Rifts (and Palladium in general) suffered from a principled stand Kevin Siembieda made not to keep releasing new editions of his game (which he viewed as a heartless cash-grab). The endless flood of ever more granular and weird sourcebooks was their alternate revenue plan. Sure, there was eventually the “Ultimate Edition”, but it made no fundamental changes to the mechanics (other than optional add-on rules) and remained fully compatible with all past sourcebooks. This ruled in the short term (no rebuying your books every few years) and was one of the reasons I loved it, but it meant that the system never evolved or grew or learned from its mistakes. All of its competitors – who were equally bad in 1990, I WILL DIE ON THIS HILL GOD DAMN IT – got better and better over time, and Rifts/Palladium remained a weird unevolved Coelacanth that just kept looking worse and worse as the decades rolled by. It was like the Peter Pan of RPGs that decided to just stay an unhinged clunky early 90s game forever rather than grow up.

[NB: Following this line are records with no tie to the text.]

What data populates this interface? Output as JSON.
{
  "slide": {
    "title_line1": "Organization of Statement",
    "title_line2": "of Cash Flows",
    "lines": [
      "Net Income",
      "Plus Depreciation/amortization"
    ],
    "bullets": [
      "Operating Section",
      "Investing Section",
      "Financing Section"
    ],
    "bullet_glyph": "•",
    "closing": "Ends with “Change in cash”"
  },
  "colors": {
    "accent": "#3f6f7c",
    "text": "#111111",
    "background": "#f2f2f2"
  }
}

YES! Thank you for confirming what I think I’ve secretly always known: that Rifts is indeed a twisted RPG system from the Wrong Universe! A couple of my friends really liked the game, and tried to make it a thing as recently as a year ago, but I dunno… It always felt like the most needlessly obtuse RPG system since old school 1st edition D&D. Only with WAY worse class balance. “What do I want to be… A vagabond? Or an ALL POWERFUL GLITTER BOY IN HIS SUPER MECH?!?!?!” Fucking absurd!
An friend of a friend did a podcast called MegaDumbCast for many years covering the most bonkers thing on each page of various Palladium books in short, give minute snippets. On some pages the choice of “most bonkers” was extremely difficult and subjective. It was a good show.
Aw fuck, now I’m looking up N-Gage emulators.